The expulsions further angered students, who organised a 24-hour hunger strike on 7 November with 80 students taking part, according to the student body’s account. Eight students from four countries started an indefinite hunger strike.

Tensions rose when a hunger striker, admitted to ICU (intensive care) on 22 November, suffered a cardiac arrest, according to the student body’s account. At an earlier hunger strike “one by one, several of our comrades collapsed or were rushed to hospitals at ungodly hours of the night,” it said.

Although expelled, Joshi – and another student, Bhimraj M – said they planned to continue their protest against the university administration. Joshi said they were no longer allowed to enter the university. The administration was still not ready to talk to them, he noted.

According to SAU authorities, after several days of protest, the administration agreed to some demands but maintained that not all demands could be accepted as only the university’s governing body meeting was authorised to make certain decisions.

Sahil Kumar Singh, a masters student in the international relations department, explained that a governing body meeting was supposed to take place for these decisions. “But no meeting has taken place since 2017,” he said at a press conference earlier this month.

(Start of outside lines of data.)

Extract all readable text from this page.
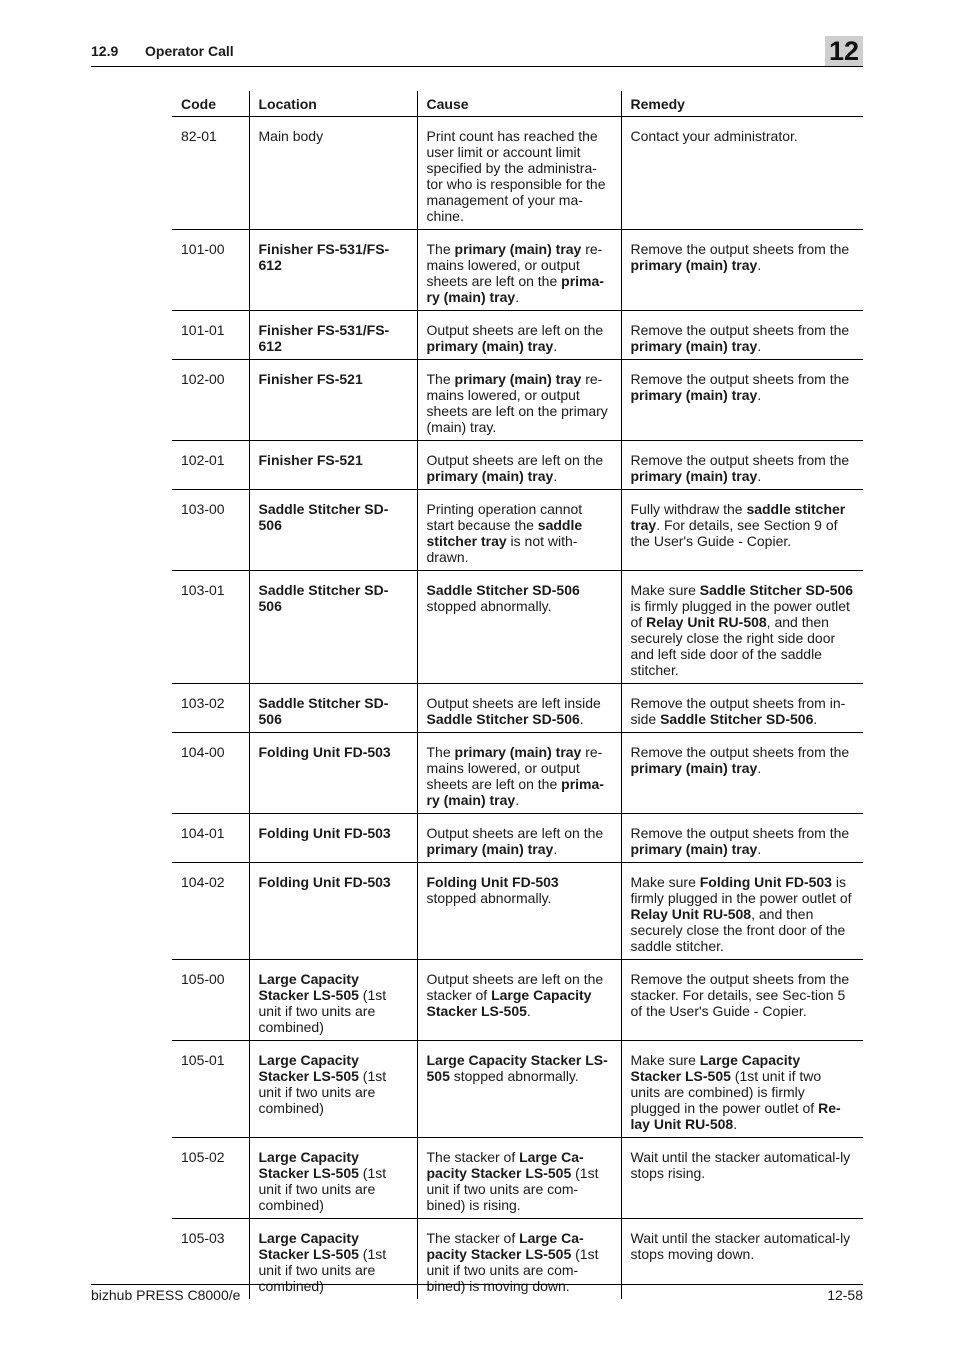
12.9 Operator Call	12
Code	Location	Cause	Remedy
82-01	Main body	Print count has reached the user limit or account limit specified by the administra-tor who is responsible for the management of your ma-chine.	Contact your administrator.
101-00	Finisher FS-531/FS-612	The primary (main) tray re-mains lowered, or output sheets are left on the prima-ry (main) tray.	Remove the output sheets from the primary (main) tray.
101-01	Finisher FS-531/FS-612	Output sheets are left on the primary (main) tray.	Remove the output sheets from the primary (main) tray.
102-00	Finisher FS-521	The primary (main) tray re-mains lowered, or output sheets are left on the primary (main) tray.	Remove the output sheets from the primary (main) tray.
102-01	Finisher FS-521	Output sheets are left on the primary (main) tray.	Remove the output sheets from the primary (main) tray.
103-00	Saddle Stitcher SD-506	Printing operation cannot start because the saddle stitcher tray is not with-drawn.	Fully withdraw the saddle stitcher tray. For details, see Section 9 of the User's Guide - Copier.
103-01	Saddle Stitcher SD-506	Saddle Stitcher SD-506 stopped abnormally.	Make sure Saddle Stitcher SD-506 is firmly plugged in the power outlet of Relay Unit RU-508, and then securely close the right side door and left side door of the saddle stitcher.
103-02	Saddle Stitcher SD-506	Output sheets are left inside Saddle Stitcher SD-506.	Remove the output sheets from in-side Saddle Stitcher SD-506.
104-00	Folding Unit FD-503	The primary (main) tray re-mains lowered, or output sheets are left on the prima-ry (main) tray.	Remove the output sheets from the primary (main) tray.
104-01	Folding Unit FD-503	Output sheets are left on the primary (main) tray.	Remove the output sheets from the primary (main) tray.
104-02	Folding Unit FD-503	Folding Unit FD-503 stopped abnormally.	Make sure Folding Unit FD-503 is firmly plugged in the power outlet of Relay Unit RU-508, and then securely close the front door of the saddle stitcher.
105-00	Large Capacity Stacker LS-505 (1st unit if two units are combined)	Output sheets are left on the stacker of Large Capacity Stacker LS-505.	Remove the output sheets from the stacker. For details, see Sec-tion 5 of the User's Guide - Copier.
105-01	Large Capacity Stacker LS-505 (1st unit if two units are combined)	Large Capacity Stacker LS-505 stopped abnormally.	Make sure Large Capacity Stacker LS-505 (1st unit if two units are combined) is firmly plugged in the power outlet of Re-lay Unit RU-508.
105-02	Large Capacity Stacker LS-505 (1st unit if two units are combined)	The stacker of Large Ca-pacity Stacker LS-505 (1st unit if two units are com-bined) is rising.	Wait until the stacker automatical-ly stops rising.
105-03	Large Capacity Stacker LS-505 (1st unit if two units are combined)	The stacker of Large Ca-pacity Stacker LS-505 (1st unit if two units are com-bined) is moving down.	Wait until the stacker automatical-ly stops moving down.
bizhub PRESS C8000/e	12-58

A statement issued by the university, however, said the governing body meeting could not be held since 2017 due to “unavoidable circumstances” and “logistical issues”. The Ministry of External Affairs has the authority to set up the meeting.

There are concerns that events on the campus will deter foreign students and the SAU, as a hub of international learning, will lose its relevance. “The administration is currently working against the university’s stated mission to foster the spirit of regional integration and cooperation,” said a student.

Administration using ‘scare tactics’

Suresh said via Twitter last week that the SAU administration was using “all the cheap tactics” to scare the protesting students, “like complaining to embassies about foreign students and by instilling the fear of deportation”.

He told University World News that students from the science stream, which includes biotechnology, computer science and mathematics, are “not participating actively in this protest under pressure from the faculty who are in the management of the institute”. He noted they feared reprisals from the faculty.

However, students from the university’s remaining four departments – economics, sociology, legal studies and international relations – were supporting the protest, he said.

University World News Asia Editor Yojana Sharma contributed to this article.